Si une personne de bonne foi a été trompée dans son consentement par son conjoint ou cohabitant légal et qu’elle dispose de preuves suffisantes pour le démontrer, elle peut tenter de demander l’annulation de son mariage ou de sa cohabitation légale devant un juge.

La loi prévoit aussi que, d’initiative, le Procureur du Roi a pour mission de poursuivre la nullité de tout mariage ou de toute cohabitation légale de complaisance.

D’autres motifs d’annulation sont aussi possibles, si la condition d’âge n’est pas remplie, s’il est question de bigamie, si l’union n’a pas été célébrée par un fonctionnaire compétent,…

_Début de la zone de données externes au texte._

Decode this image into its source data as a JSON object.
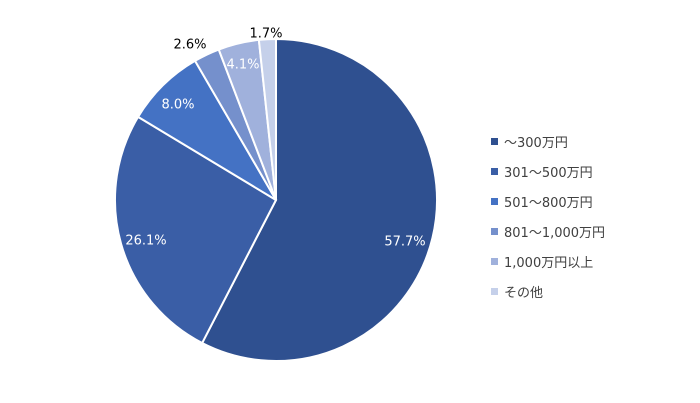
{
  "chart_data": {
    "type": "pie",
    "categories": [
      "〜300万円",
      "301〜500万円",
      "501〜800万円",
      "801〜1,000万円",
      "1,000万円以上",
      "その他"
    ],
    "values": [
      57.7,
      26.1,
      8.0,
      2.6,
      4.1,
      1.7
    ],
    "data_labels": [
      "57.7%",
      "26.1%",
      "8.0%",
      "2.6%",
      "4.1%",
      "1.7%"
    ],
    "colors": [
      "#2f5090",
      "#3a5ea6",
      "#4472c4",
      "#7590cc",
      "#a0b1dc",
      "#c5d0ea"
    ],
    "label_colors": [
      "#ffffff",
      "#ffffff",
      "#ffffff",
      "#000000",
      "#ffffff",
      "#000000"
    ],
    "start_angle_deg": 0,
    "direction": "clockwise",
    "legend_position": "right"
  }
}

Outre les actions en nullité devant le juge civil, un juge pénal peut aussi prononcer l’annulation de ces unions et ordonner des sanctions pénales (peines d’emprisonnement pouvant aller de 3 mois à 5 ans et amendes pouvant aller de 250 à 5000 €).

Ces sanctions valent aussi pour les tentatives de mariages ou cohabitations légales simulés ou forcés.

Le Code de la nationalité belge permet de refuser la nationalité à celui qui a conclu un mariage de complaisance. Dans certains cas, cela peut aussi être une cause de déchéance, c’est-à-dire du retrait, de la nationalité belge.

En pratique, on observe actuellement que l’utilisation de la procédure de déchéance de nationalité varie en fonction des régions. Certains arrondissements judiciaires sont plus ambitieux dans la répression des mariages blancs.

Au niveau du regroupement familial, l’annulation d’un mariage par décision coulée en force de chose jugée fait obstacle à toute demande ultérieure de regroupement familial d’un des conjoints concerné avec un nouveau conjoint étranger.